The Divine Power in Peter rebuked the powers of evil, which were working among the Samaritans in the person of Simon Magus, as Paul afterwards, on his first preaching to the Gentiles, rebuked in Cyprus Elymas the Sorcerer. The two Apostles returned to Jerusalem, preaching as they went "in many villages of the Samaritans" the Gospel which had been welcomed in the city.
Once more we are permitted to see Philip on his labor of love. We obtain a glimpse of him on the road which leads down by Gaza Jerusalem, and reading in his chariot the prophecies of Isaiah. Ethiopia is "stretching out her hands unto God " (Psalm 68:31) and the suppliant is not unheard. A teacher is provided at the moment of anxious inquiry. The stranger goes "on his way rejoicing" a proselyte who had found the Messiah, a Christian baptized "with water and the Holy Ghost." The Evangelist, having finished the work for which he had been sent, is called elsewhere by the Spirit of God. He proceeds to Caesarea, and we hear of him no more, till, after the lapse of more than twenty years, he received under his roof in that city one who, like himself, had traveled in obedience to the Divine command "preaching in all the cities."
Our attention is now called to that other traveler. We turn from the "desert road" on the south of Palestine to the desert road on the north; from the border of Arabia near Gaza, to its border near Damascus "From Dan to Beersheba" the Gospel is rapidly spreading. The dispersion of the Christians had not been confined to Judea and Samaria (see Acts 9:1, 11:19, 26:11).
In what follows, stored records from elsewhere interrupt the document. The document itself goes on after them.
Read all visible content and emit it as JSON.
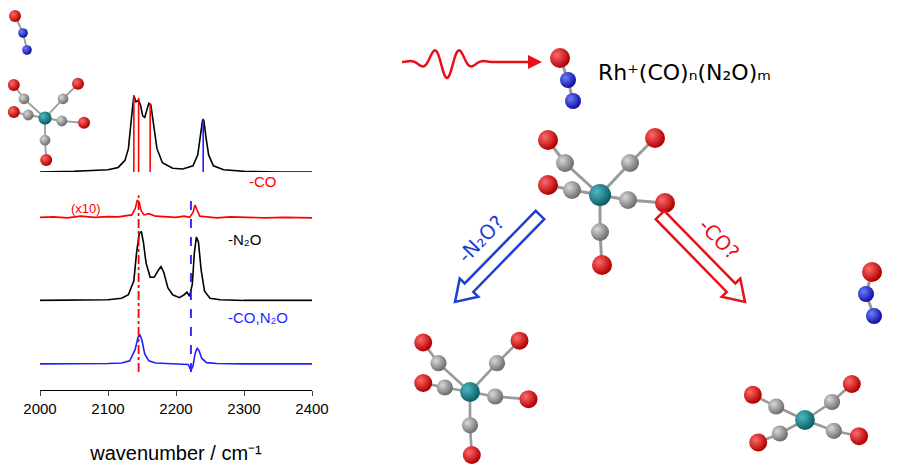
{
  "chart_data": {
    "type": "line",
    "xlabel": "wavenumber / cm⁻¹",
    "xlim": [
      2000,
      2400
    ],
    "xticks": [
      2000,
      2100,
      2200,
      2300,
      2400
    ],
    "tick_labels": "x",
    "series": [
      {
        "color": "#000000",
        "ylim": [
          0,
          1.05
        ],
        "x": [
          2000,
          2050,
          2100,
          2115,
          2125,
          2130,
          2134,
          2138,
          2141,
          2145,
          2148,
          2151,
          2154,
          2157,
          2160,
          2163,
          2167,
          2172,
          2180,
          2195,
          2210,
          2225,
          2232,
          2236,
          2239,
          2240,
          2241,
          2244,
          2248,
          2255,
          2270,
          2300,
          2350,
          2400
        ],
        "values": [
          0,
          0.01,
          0.03,
          0.06,
          0.15,
          0.3,
          0.65,
          0.98,
          0.9,
          0.92,
          0.85,
          0.72,
          0.7,
          0.78,
          0.88,
          0.86,
          0.6,
          0.3,
          0.12,
          0.05,
          0.04,
          0.08,
          0.22,
          0.5,
          0.66,
          0.68,
          0.66,
          0.45,
          0.22,
          0.08,
          0.03,
          0.01,
          0,
          0
        ],
        "sticks": [
          {
            "x": 2138,
            "value": 0.98,
            "color": "#ff0000"
          },
          {
            "x": 2145,
            "value": 0.95,
            "color": "#ff0000"
          },
          {
            "x": 2162,
            "value": 0.88,
            "color": "#ff0000"
          },
          {
            "x": 2240,
            "value": 0.68,
            "color": "#1f1fff"
          }
        ]
      },
      {
        "name": "-CO",
        "annotations": [
          "(x10)"
        ],
        "color": "#ff0000",
        "ylim": [
          0,
          1
        ],
        "x": [
          2000,
          2020,
          2040,
          2060,
          2080,
          2100,
          2115,
          2125,
          2135,
          2140,
          2143,
          2146,
          2149,
          2153,
          2160,
          2170,
          2185,
          2200,
          2212,
          2220,
          2225,
          2228,
          2231,
          2235,
          2245,
          2260,
          2280,
          2300,
          2330,
          2360,
          2400
        ],
        "values": [
          0.1,
          0.12,
          0.08,
          0.15,
          0.1,
          0.13,
          0.12,
          0.15,
          0.2,
          0.45,
          0.8,
          0.7,
          0.35,
          0.2,
          0.25,
          0.15,
          0.12,
          0.1,
          0.15,
          0.1,
          0.3,
          0.6,
          0.4,
          0.15,
          0.12,
          0.08,
          0.12,
          0.1,
          0.08,
          0.1,
          0.08
        ]
      },
      {
        "name": "-N₂O",
        "color": "#000000",
        "ylim": [
          0,
          1.05
        ],
        "x": [
          2000,
          2050,
          2100,
          2120,
          2130,
          2138,
          2142,
          2146,
          2149,
          2152,
          2156,
          2162,
          2168,
          2174,
          2178,
          2182,
          2188,
          2195,
          2205,
          2212,
          2216,
          2220,
          2224,
          2227,
          2230,
          2233,
          2237,
          2242,
          2250,
          2265,
          2300,
          2350,
          2400
        ],
        "values": [
          0.02,
          0.02,
          0.03,
          0.05,
          0.1,
          0.3,
          0.7,
          0.97,
          1.0,
          0.85,
          0.55,
          0.35,
          0.35,
          0.45,
          0.5,
          0.42,
          0.2,
          0.1,
          0.06,
          0.1,
          0.14,
          0.08,
          0.25,
          0.7,
          0.92,
          0.85,
          0.45,
          0.15,
          0.05,
          0.03,
          0.02,
          0.02,
          0.02
        ]
      },
      {
        "name": "-CO,N₂O",
        "color": "#1f1fff",
        "ylim": [
          -0.25,
          1.05
        ],
        "x": [
          2000,
          2050,
          2100,
          2120,
          2132,
          2140,
          2144,
          2147,
          2150,
          2154,
          2160,
          2170,
          2190,
          2210,
          2218,
          2222,
          2225,
          2228,
          2231,
          2234,
          2238,
          2245,
          2260,
          2300,
          2350,
          2400
        ],
        "values": [
          0.02,
          0.02,
          0.03,
          0.05,
          0.12,
          0.5,
          0.9,
          1.0,
          0.8,
          0.35,
          0.12,
          0.05,
          0.03,
          0.03,
          0.0,
          -0.2,
          -0.05,
          0.35,
          0.55,
          0.45,
          0.2,
          0.06,
          0.03,
          0.02,
          0.02,
          0.02
        ]
      }
    ],
    "reference_lines": [
      {
        "x": 2145,
        "color": "#ff0000",
        "line_style": "dashdot"
      },
      {
        "x": 2222,
        "color": "#1f1fff",
        "line_style": "dashed"
      }
    ]
  },
  "diagram": {
    "formula": "Rh⁺(CO)ₙ(N₂O)ₘ",
    "arrows": [
      {
        "label": "-N₂O?",
        "color": "#1f3fd0"
      },
      {
        "label": "-CO?",
        "color": "#e8101a"
      }
    ]
  }
}
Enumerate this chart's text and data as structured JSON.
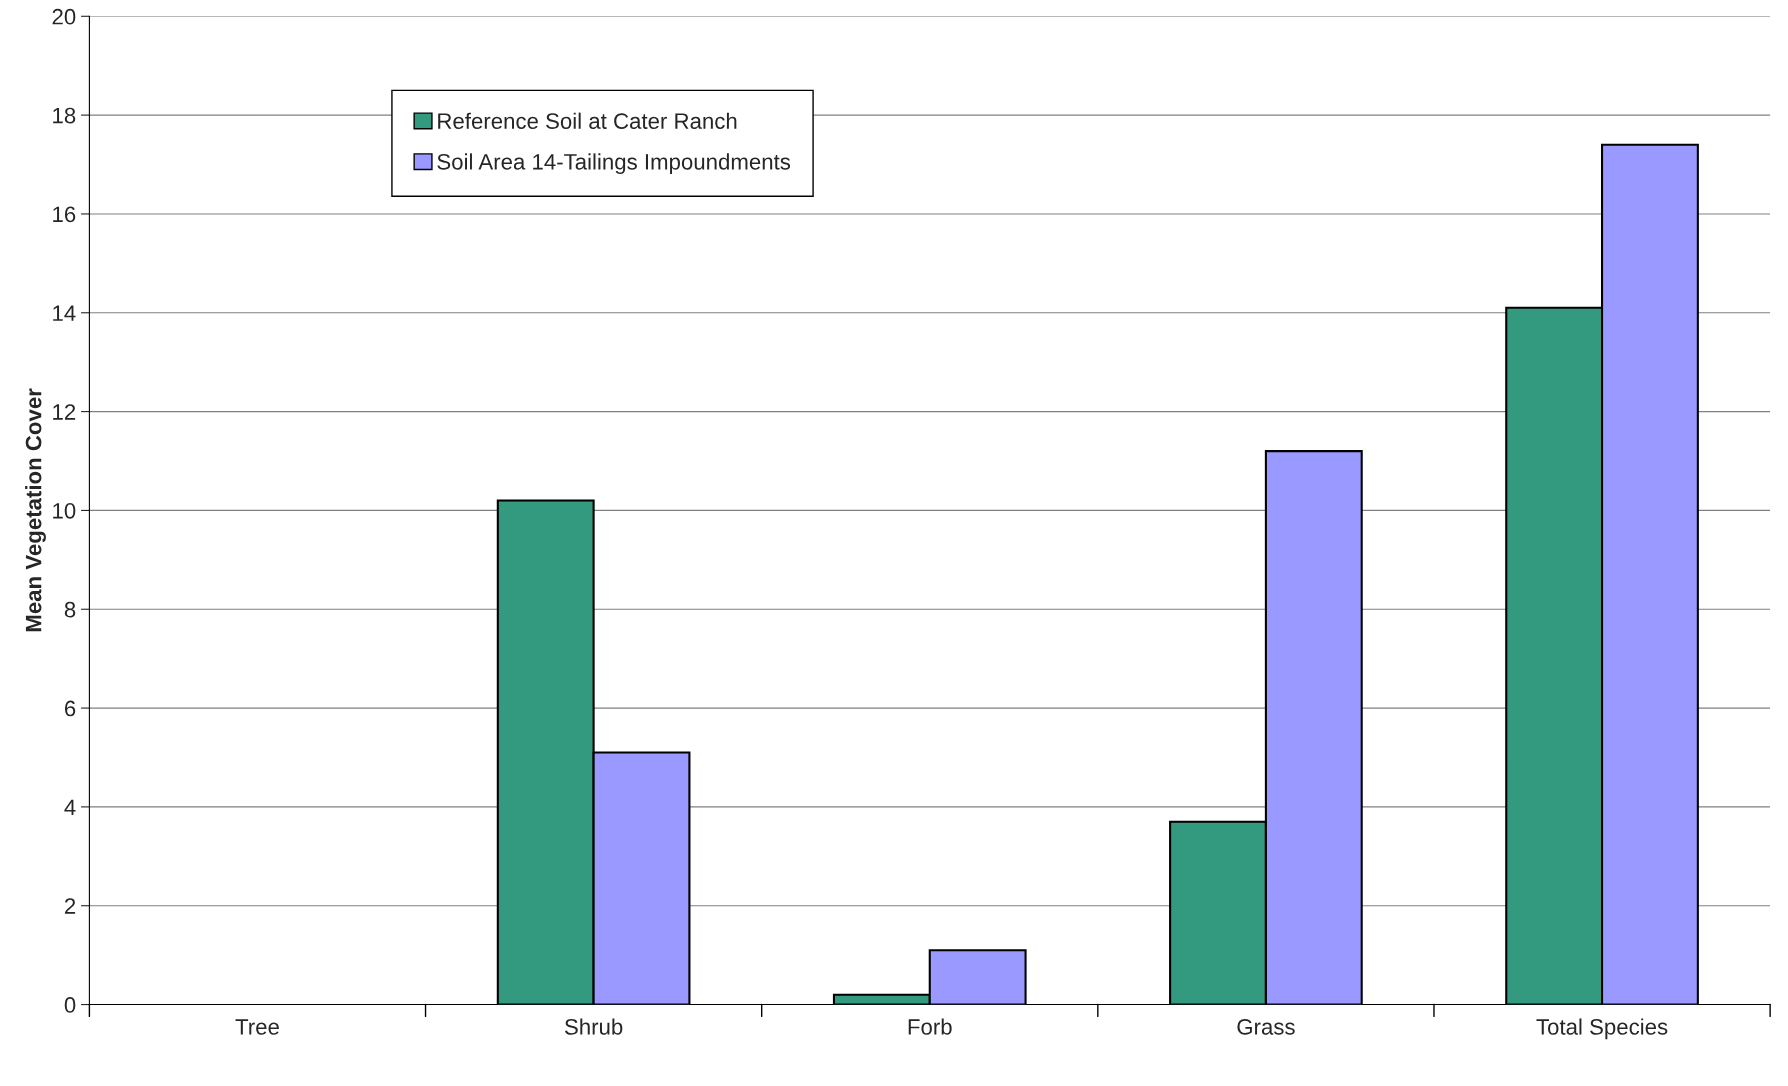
{
  "chart_data": {
    "type": "bar",
    "ylabel": "Mean Vegetation Cover",
    "categories": [
      "Tree",
      "Shrub",
      "Forb",
      "Grass",
      "Total Species"
    ],
    "series": [
      {
        "name": "Reference Soil at Cater Ranch",
        "color": "#33997f",
        "values": [
          0,
          10.2,
          0.2,
          3.7,
          14.1
        ]
      },
      {
        "name": "Soil Area 14-Tailings Impoundments",
        "color": "#9999ff",
        "values": [
          0,
          5.1,
          1.1,
          11.2,
          17.4
        ]
      }
    ],
    "ylim": [
      0,
      20
    ],
    "yticks": [
      0,
      2,
      4,
      6,
      8,
      10,
      12,
      14,
      16,
      18,
      20
    ],
    "grid": "y",
    "legend": "top left"
  }
}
Saul (Paul) went of his own accord to the high priest, and desired of him letters to the synagogues in Damascus, where he had reason to believe that Christians were to be found. And armed with this "authority and commission," (Acts 26:12) intending "if he found any of this way, whether they were men or women," (Acts 9:2) to "bring them bound unto Jerusalem to be punished," (Acts 22:5) he journeyed to Damascus.